If you are continuing the steps from the Example 2 DimReduce tutorial, we could visualize all of the extracted neural trajectories, which may look cluttered. For visual clarity, we suggest initially visualizing a small subset of trajectories to orient ourselves in the latent space. For your convenience, we have included example data in which the neural trajectories were extracted in the same manner as the previous tutorial, but only 15 trajectories were kept for each condition. To load the data, click the Analysis Tools tab and then click Load Data. Navigate back one folder to the main DataHigh directory, then navigate to the data folder. Load ex2_singletrialtrajs.mat. Continue to the next step.

Otherwise, if you have jumped to this tutorial, navigate to the examples folder in the main DataHigh directory. Enter ex2_visualize into the Matlab command line console to upload the single-trial neural trajectory data to DataHigh. Beforehand, we applied Gaussian-process factor analysis (GPFA) to the 61-dimensional raw spike trains and determined the optimal dimensionality to be 15 with cross-validation. The data consist of two experimental conditions, and each condition has 15 trials.

The main DataHigh interface fills the screen. The colors (green and blue) represent the two different experimental conditions. Each neural trajectory represents the population timecourse for one trial. The start of the neural trajectories (i.e., the first timepoints) are in light grey in the center of the projection, and time increases as you follow along the trajectories. Save this projection by clicking the Saved Projections tab and then Capture Projection.

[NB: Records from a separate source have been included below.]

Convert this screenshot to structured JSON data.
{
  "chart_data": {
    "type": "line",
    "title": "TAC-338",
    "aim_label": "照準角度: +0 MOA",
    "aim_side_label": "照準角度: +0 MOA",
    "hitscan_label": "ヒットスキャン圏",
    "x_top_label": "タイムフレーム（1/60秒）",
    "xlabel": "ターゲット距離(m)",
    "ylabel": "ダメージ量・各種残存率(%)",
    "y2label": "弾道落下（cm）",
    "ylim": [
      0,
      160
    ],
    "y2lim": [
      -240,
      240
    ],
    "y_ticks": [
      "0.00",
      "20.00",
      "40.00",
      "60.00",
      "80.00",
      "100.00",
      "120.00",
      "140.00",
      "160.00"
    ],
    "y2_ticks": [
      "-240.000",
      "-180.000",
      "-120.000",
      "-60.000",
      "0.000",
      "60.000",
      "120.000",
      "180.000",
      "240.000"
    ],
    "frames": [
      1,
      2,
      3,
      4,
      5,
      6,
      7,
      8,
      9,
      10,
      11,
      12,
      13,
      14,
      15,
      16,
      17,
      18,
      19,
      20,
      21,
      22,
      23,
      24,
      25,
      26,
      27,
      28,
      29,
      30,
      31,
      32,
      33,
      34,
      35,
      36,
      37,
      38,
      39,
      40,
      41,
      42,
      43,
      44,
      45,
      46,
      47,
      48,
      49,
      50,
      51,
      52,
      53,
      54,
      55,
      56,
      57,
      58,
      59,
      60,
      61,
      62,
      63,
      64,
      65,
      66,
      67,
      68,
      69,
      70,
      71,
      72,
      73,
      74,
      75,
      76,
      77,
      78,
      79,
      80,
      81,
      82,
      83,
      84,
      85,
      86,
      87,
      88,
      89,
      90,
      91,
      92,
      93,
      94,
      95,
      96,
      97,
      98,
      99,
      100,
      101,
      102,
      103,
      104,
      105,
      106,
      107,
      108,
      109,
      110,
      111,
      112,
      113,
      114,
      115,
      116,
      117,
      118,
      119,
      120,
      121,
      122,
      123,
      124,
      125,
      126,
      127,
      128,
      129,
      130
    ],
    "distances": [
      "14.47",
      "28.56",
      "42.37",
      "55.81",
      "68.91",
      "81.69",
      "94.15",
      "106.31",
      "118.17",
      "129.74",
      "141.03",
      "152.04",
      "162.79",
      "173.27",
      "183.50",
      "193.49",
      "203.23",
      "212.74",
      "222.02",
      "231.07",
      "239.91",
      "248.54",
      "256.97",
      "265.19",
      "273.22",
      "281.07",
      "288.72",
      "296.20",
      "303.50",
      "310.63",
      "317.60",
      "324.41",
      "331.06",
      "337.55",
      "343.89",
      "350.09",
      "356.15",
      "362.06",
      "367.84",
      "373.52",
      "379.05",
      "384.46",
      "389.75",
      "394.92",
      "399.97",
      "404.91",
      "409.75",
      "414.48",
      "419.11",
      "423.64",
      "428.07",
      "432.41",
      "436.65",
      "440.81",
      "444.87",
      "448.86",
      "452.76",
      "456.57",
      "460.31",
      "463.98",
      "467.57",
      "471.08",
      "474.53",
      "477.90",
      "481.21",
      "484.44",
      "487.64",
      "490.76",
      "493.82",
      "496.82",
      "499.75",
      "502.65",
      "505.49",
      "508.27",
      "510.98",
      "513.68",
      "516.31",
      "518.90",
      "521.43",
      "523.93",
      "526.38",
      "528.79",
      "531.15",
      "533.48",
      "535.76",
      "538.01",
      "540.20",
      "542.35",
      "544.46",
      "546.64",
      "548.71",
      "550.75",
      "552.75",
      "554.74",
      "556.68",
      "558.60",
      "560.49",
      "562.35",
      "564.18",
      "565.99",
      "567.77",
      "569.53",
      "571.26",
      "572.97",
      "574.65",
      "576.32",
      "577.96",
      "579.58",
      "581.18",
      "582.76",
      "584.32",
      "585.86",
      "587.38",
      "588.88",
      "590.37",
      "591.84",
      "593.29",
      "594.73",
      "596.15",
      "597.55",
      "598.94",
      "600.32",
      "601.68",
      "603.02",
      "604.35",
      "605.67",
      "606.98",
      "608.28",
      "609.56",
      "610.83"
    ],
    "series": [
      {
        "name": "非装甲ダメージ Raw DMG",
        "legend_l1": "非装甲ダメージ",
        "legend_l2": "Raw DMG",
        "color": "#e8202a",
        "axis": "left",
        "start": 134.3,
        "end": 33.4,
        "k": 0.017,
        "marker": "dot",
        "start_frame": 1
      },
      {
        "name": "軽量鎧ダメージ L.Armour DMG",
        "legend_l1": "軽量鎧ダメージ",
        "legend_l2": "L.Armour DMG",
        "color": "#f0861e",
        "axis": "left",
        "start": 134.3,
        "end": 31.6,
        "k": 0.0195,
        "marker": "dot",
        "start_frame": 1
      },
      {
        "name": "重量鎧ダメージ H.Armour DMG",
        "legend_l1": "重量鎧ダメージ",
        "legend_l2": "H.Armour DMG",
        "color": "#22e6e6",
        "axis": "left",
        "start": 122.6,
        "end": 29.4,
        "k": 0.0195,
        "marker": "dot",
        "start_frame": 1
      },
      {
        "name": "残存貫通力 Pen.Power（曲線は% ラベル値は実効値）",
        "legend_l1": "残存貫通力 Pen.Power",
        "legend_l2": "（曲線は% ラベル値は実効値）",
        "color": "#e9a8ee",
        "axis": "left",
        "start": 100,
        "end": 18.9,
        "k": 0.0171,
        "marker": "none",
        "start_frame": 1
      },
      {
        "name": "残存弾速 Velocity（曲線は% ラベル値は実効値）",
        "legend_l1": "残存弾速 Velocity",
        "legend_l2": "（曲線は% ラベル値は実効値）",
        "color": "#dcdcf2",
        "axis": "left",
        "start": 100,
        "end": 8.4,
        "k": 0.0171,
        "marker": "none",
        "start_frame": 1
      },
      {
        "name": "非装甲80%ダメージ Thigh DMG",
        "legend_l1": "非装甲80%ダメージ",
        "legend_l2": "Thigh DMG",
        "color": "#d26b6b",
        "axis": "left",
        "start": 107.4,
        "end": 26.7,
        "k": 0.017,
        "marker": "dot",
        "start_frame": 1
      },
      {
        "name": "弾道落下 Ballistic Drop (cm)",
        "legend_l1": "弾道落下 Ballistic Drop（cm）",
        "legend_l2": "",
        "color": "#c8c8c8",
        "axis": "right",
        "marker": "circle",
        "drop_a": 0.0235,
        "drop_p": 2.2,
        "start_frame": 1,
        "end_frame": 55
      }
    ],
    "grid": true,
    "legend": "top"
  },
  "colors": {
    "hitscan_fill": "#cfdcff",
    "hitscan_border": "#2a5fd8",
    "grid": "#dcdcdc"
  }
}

Now click Randomize. Try to use the preview panels (located to the left and right of the central panel) to find a nice projection that separates the neural trajectories based on their corresponding experimental conditions (green and blue). If you feel you are stuck at a certain type of projection (e.g., a local optima of visualization), you can start over with another random projection. In truth, you are not searching for the “best projection,” but rather viewing many projections that give you intuition for the data. In the process of trying to find a nice projection, you can get a sense of how ugly or beautiful the data are. You can also click the Freeroll button to see a smooth sequence of projections---it runs like a screensaver.

There are other tools if you are having trouble finding a nice projection (sometimes the data will not have a "nice" projection!). You could use the Find Projection tool, but the standard cost functions tend to not find meaningful projections. Another option is Genetic Search. Click Analysis Tools and click the Genetic Search button. The Genetic Search figure starts with fifteen random projections. Click on projections that look of interest. Then, click on Next Generation. DataHigh has an algorithm that finds fifteen new projections that are similar to the selected projections. Try some iterations of GeneticSearch. You can upload an interesting projection by clicking on it (only one projection should be selected) and clicking Upload to DataHigh.

We can do more analysis on the previously found projection. Upload the captured projection to the central panel by clicking the Saved Projections tab and clicking on the previously captured projection’s thumbnail. Now click the Analysis Tools tab and click 3d Projection. The Projection3D figure appears. The user can use this projection as a Matlab 3-d viewer (as if we used plot3) by dragging the figure around.

Note that this is a static 3-d projection (with the same two projection vectors used by the central panel and a third random projection vector). Clicking Randomize may alter the 3-d projection, as it randomizes the third projection vector. Click on the Evolve button to view the population activity play out over time. You may drag on the figure while Evolve is executing, and also save a movie. After Evolve has finished, close the Projection3D figure.

Click the Annotations tab and then click on Average Trajs. This displays average neural trajectories for each condition, which can be helpful in analysis. You can also view the epoch boundaries by clicking on the Epoch Boundaries button. For this example dataset, the two epoch boundaries correspond to target onset and to when the go cue was given. The starting epoch in grey corresponds to pre-stimulus activity, and the last timepoint corresponds to movement onset. You can quickly change epoch colors with the Update Colors tool in Analysis Tools.

DataHigh is also useful to detect “outlying” trials (i.e., a trial in which the population activity does not resemble that of other trials from the same condition). This can be useful for quickly triaging large data sets, and identifying which trials are out of the ordinary, which may be interesting in their own right. For example, an outlying trajectory might correspond to a trial with a long reaction time. We previously found an outlying neural trajectory with DataHigh. Click the Analysis Tools tab, and click Update Colors. In the top left of the UpdateColors figure, click the Update Trial button. Under Select Trial, select trial 7. Under Epoch Colors, change rows 2 and 3 from [0 .7 0] to [1 0 0]. This changes the trajectory’s color to red. Click Upload to DataHigh. Click the Conditions tab and deselect condition 2. Click Recenter Data at the very bottom of the Conditions panel. You can now rotate the 2-d projection plane to see how the red neural trajectory (trial 7) deviates from the others. You can also find differences using the Genetic Search tool.